Kedgeree (Kitcheree)

Kedgeree (or Kitcheree) is traditionally a rice / lentil mixture, eaten for breakfast – but delicious anytime of the day. The British in India called the dish Kedgeree, with the fish and the hard-boiled eggs being a British addition to the dish.

The following recipe is taken from Jamie Oliver’s recipe, but good recipes are available in Felicity Cloake’s How to cook perfect kedgeree and in the book Anglo-Indian Food and Customs by Patricia Brown.


2 large free-range eggs

680 g undyed smoked haddock fillets , from sustainable sources, ask your fishmonger, pin-boned

2 fresh bay leaves

170 g long grain or basmati rice

sea salt

1 tablespoon pure butterghee

1 thumb-sized piece fresh ginger , peeled and grated

1 medium onion , or 1 bunch of spring onions, finely chopped

1 clove garlic , peeled and finely chopped

2 heaped tablespoons curry powder

1 tablespoon mustard seeds

2 tomatoes , deseeded and chopped

2 lemons , juice of

2 good handfuls fresh coriander , leaves picked and chopped

1 fresh red chilli , finely chopped

250g fat-free natural yoghurt


1. Boil the eggs for 10 minutes, then hold under cold running water.

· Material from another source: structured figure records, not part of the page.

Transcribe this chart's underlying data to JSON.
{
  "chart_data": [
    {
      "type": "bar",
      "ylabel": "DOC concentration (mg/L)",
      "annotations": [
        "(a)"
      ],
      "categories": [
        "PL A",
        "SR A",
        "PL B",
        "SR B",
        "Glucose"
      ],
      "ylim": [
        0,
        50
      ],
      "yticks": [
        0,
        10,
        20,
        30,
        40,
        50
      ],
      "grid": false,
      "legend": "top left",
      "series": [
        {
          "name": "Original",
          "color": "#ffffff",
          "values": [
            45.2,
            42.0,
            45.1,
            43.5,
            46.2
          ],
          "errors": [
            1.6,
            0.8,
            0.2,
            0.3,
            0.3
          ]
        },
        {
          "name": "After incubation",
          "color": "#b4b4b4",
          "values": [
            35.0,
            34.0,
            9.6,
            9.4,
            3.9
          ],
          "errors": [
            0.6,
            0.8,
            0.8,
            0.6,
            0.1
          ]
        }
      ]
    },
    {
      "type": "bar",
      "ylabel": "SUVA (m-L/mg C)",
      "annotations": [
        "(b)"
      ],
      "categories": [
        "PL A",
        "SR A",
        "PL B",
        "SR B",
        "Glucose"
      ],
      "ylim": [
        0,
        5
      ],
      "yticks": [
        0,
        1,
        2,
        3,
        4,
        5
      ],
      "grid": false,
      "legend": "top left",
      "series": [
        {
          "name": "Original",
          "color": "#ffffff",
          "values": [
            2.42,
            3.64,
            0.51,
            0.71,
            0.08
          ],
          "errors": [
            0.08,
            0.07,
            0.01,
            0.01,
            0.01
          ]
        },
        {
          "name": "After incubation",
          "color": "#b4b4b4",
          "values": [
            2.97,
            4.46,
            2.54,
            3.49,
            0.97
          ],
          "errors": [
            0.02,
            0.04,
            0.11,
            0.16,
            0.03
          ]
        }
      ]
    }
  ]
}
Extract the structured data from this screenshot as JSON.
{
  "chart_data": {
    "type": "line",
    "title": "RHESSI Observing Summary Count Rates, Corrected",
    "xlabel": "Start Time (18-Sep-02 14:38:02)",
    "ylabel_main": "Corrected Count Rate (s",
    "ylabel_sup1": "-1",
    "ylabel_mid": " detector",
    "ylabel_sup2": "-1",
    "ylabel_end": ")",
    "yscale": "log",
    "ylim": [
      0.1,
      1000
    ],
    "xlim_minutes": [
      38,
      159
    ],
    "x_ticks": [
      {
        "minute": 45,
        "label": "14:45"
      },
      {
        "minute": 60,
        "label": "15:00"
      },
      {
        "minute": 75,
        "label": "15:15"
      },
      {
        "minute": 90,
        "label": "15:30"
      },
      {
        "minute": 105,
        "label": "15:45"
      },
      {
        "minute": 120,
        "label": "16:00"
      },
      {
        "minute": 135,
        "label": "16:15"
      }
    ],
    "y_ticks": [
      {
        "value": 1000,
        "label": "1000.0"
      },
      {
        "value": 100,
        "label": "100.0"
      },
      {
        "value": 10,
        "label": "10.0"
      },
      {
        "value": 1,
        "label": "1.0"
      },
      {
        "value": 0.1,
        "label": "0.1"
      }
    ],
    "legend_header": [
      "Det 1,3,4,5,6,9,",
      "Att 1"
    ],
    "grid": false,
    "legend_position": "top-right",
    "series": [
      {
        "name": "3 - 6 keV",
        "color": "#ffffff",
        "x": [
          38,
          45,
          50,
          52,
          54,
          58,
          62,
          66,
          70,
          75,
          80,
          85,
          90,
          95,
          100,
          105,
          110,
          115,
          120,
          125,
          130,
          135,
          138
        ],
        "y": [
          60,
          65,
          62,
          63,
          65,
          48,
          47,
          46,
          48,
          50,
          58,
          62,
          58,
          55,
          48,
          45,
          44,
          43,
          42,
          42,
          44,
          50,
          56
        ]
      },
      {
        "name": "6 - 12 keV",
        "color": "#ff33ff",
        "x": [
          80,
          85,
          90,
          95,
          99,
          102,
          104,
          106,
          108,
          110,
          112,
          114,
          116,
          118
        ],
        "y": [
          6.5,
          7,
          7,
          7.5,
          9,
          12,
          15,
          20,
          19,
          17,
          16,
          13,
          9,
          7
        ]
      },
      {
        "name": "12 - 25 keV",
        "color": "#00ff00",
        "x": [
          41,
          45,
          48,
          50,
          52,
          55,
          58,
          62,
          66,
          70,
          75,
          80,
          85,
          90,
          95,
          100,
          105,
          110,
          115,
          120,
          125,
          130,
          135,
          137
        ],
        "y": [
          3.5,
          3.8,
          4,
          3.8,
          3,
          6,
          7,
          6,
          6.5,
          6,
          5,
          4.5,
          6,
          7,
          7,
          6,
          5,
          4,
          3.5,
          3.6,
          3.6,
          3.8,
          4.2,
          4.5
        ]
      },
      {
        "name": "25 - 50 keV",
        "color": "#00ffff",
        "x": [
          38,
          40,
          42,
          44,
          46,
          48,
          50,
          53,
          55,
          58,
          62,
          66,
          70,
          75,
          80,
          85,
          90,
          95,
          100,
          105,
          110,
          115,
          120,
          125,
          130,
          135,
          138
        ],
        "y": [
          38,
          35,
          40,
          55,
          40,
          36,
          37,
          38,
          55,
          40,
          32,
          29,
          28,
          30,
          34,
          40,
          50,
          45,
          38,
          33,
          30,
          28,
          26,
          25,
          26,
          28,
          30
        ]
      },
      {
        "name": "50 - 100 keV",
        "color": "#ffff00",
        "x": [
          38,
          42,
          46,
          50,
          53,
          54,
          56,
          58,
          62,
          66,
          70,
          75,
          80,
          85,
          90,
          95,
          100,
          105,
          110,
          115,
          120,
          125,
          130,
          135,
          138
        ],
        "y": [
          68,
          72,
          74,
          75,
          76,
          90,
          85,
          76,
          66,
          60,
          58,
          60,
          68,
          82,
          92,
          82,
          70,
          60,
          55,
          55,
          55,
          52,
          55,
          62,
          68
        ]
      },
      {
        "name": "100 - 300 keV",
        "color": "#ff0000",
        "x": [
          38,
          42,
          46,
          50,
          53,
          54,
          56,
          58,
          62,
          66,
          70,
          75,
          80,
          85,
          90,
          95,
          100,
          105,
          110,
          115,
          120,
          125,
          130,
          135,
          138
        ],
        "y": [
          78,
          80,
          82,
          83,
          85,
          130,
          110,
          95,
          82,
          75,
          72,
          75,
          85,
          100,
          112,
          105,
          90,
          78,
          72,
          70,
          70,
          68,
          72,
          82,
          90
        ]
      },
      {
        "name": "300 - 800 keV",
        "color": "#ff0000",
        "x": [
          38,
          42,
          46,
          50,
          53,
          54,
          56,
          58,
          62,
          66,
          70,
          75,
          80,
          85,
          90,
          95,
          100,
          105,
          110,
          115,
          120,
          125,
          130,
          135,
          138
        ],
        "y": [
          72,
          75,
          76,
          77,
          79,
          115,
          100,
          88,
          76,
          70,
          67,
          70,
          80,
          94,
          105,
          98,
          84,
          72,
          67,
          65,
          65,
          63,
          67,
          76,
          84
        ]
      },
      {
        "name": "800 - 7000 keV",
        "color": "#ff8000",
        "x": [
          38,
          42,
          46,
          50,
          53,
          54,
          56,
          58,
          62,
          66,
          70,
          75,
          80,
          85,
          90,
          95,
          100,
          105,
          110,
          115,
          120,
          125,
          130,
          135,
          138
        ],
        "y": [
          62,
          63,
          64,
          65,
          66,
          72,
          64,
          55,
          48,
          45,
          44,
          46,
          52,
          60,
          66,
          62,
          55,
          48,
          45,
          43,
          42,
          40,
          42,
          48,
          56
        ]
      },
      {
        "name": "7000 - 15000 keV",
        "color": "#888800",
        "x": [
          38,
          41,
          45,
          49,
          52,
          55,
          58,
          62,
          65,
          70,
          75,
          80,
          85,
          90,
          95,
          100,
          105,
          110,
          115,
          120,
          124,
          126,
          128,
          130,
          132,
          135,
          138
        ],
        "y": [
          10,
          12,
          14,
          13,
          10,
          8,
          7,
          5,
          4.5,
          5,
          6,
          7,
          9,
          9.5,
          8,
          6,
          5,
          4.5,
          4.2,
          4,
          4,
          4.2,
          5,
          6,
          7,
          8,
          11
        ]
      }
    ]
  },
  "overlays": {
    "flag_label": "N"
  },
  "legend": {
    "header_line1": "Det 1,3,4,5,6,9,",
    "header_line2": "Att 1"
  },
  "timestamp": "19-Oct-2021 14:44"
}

2. Put the fish and bay leaves in a shallow pan with enough water to cover. Bring to the boil, cover and simmer for about 5 minutes, until cooked through. Remove from pan and leave to cool. Remove the skin from fish, flake into chunks and set aside.

3. Cook the rice in salted water for about 10 minutes and drain. Refresh in cold water, drain again, and leave in the fridge until needed.

4. Melt the butterghee in a pan over a low heat. Add the ginger, onion and garlic. Soften for about 5 minutes, then add the curry powder and mustard seeds. Cook for a further few minutes, then add the chopped tomatoes and lemon juice.

5. Quarter the eggs. Add the fish and rice to the pan and gently heat through. Add the eggs, most of the coriander and the chilli and stir gently. Place in a warm serving dish. Mix the rest of the coriander into the yoghurt and serve with the kedgeree.